I have been an educator for over 30 years and am currently
a Lecturer in the Department of Education in the College of Arts and
Sciences at Creighton University. I am co-founder of Discipline
With Purpose, Inc., which offers a developmental approach to teaching self-discipline.
Many of the self-discipline skills are critical to effective caregiving.
The ability to listen, communicate, resolve problems, initiate solutions,
distinguish fact from feeling, and to be of service to others are essential
skills a caregiver must learn to perform.

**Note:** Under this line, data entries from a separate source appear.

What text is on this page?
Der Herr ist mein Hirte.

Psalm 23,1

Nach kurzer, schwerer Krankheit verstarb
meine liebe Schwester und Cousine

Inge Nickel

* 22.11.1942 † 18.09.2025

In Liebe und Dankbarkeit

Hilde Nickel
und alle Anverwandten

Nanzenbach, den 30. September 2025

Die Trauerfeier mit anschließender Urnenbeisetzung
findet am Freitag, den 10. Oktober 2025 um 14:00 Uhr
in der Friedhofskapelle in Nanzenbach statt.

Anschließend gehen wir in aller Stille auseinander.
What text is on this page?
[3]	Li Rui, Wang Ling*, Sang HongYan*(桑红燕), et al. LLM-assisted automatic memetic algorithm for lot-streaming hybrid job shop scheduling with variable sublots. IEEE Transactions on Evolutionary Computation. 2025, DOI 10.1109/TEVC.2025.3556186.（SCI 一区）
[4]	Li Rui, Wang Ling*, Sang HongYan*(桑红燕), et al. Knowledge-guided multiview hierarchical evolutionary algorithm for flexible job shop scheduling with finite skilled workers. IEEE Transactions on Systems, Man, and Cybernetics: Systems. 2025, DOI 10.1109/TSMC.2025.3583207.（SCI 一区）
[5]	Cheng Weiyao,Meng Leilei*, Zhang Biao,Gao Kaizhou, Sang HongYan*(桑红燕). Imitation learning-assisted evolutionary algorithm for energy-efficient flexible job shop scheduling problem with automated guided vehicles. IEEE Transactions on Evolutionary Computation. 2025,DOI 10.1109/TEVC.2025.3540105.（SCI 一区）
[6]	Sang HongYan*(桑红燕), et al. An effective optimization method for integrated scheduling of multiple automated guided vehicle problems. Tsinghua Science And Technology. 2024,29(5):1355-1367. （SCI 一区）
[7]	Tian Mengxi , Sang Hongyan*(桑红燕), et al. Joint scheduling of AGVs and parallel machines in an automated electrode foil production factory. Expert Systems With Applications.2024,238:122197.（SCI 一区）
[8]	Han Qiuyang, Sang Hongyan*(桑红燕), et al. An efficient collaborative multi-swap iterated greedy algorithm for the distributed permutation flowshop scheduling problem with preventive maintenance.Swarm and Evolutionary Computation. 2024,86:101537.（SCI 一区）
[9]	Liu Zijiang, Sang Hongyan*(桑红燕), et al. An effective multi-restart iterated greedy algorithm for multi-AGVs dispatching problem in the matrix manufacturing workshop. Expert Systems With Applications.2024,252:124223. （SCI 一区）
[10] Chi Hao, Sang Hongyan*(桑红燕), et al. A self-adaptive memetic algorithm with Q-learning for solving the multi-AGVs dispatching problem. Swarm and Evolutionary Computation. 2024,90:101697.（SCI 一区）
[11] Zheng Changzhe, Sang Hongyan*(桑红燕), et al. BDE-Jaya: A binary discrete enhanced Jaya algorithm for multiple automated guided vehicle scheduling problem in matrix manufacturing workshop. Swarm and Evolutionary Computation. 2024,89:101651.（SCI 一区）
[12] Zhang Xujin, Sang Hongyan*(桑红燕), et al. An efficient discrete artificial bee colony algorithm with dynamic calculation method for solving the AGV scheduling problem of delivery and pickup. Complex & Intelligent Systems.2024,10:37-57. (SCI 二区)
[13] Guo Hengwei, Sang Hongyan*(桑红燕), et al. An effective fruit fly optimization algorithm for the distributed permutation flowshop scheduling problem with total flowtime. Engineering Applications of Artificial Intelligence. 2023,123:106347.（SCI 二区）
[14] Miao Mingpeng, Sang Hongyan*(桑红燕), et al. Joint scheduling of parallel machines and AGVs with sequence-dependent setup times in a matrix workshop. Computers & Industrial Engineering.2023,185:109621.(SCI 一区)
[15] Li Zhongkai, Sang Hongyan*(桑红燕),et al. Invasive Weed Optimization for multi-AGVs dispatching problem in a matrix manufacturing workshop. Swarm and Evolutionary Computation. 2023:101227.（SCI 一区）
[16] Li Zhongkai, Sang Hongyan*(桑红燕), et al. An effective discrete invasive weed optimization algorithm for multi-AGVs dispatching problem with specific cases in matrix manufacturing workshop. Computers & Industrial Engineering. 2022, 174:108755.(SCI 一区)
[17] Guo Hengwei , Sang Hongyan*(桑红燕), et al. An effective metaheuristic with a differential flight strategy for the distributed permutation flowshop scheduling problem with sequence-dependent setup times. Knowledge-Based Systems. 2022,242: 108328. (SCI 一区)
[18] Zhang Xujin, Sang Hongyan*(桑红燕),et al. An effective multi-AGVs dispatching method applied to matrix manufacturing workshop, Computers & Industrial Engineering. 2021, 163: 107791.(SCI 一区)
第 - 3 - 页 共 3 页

Until last April my personal experience of being a caregiver had been primarily
limited to students. As a teacher I was aware of the students’ social,
emotional, and intellectual needs and tried to include all of those in
the process of educating them.
Now, that has changed. After my family acknowledged that my dad -- who
is 92 -- had a mini-stroke and my mom -- who is 91 -- had nerve damage
in both ears and the onset of senile dementia, I moved from NE to PA to
be near them. Now I am a caregiver to both of them. This experience of
caregiving has given me first-hand knowledge of many of the things we write
about in our books.
Each day I am aware that the wisdom and insights I gained from Pat, Connie,
Roger, and Janaan as we worked together over the last few years has prepared
me very well to cope with the day-to-day caregiving process.
When my younger sister spent some time with my mom and witnessed how short-term
memory loss has affected her, she remarked, "I don't know if I would
have the patience you seem to have." "I do have a lot of patience," I
said with confidence.
That confidence is present because I learned that self-awareness of persons
with dementia in the early stages of the disease is often highly acute.
Often the memory loss is more painful for them than it is for their caregivers,
family, and friends.
When frustrated, I remind myself that it is the disease that is causing
confusing actions and the actions are not being done on purpose. Most of
all, I look for the skills and abilities that remain and find ways to capitalize
on them so that my parents’ dignity is not compromised. In the process
I feel twice blessed and am so grateful that I can be present to my parents
in a meaningful way to help them celebrate their 67 years of married life.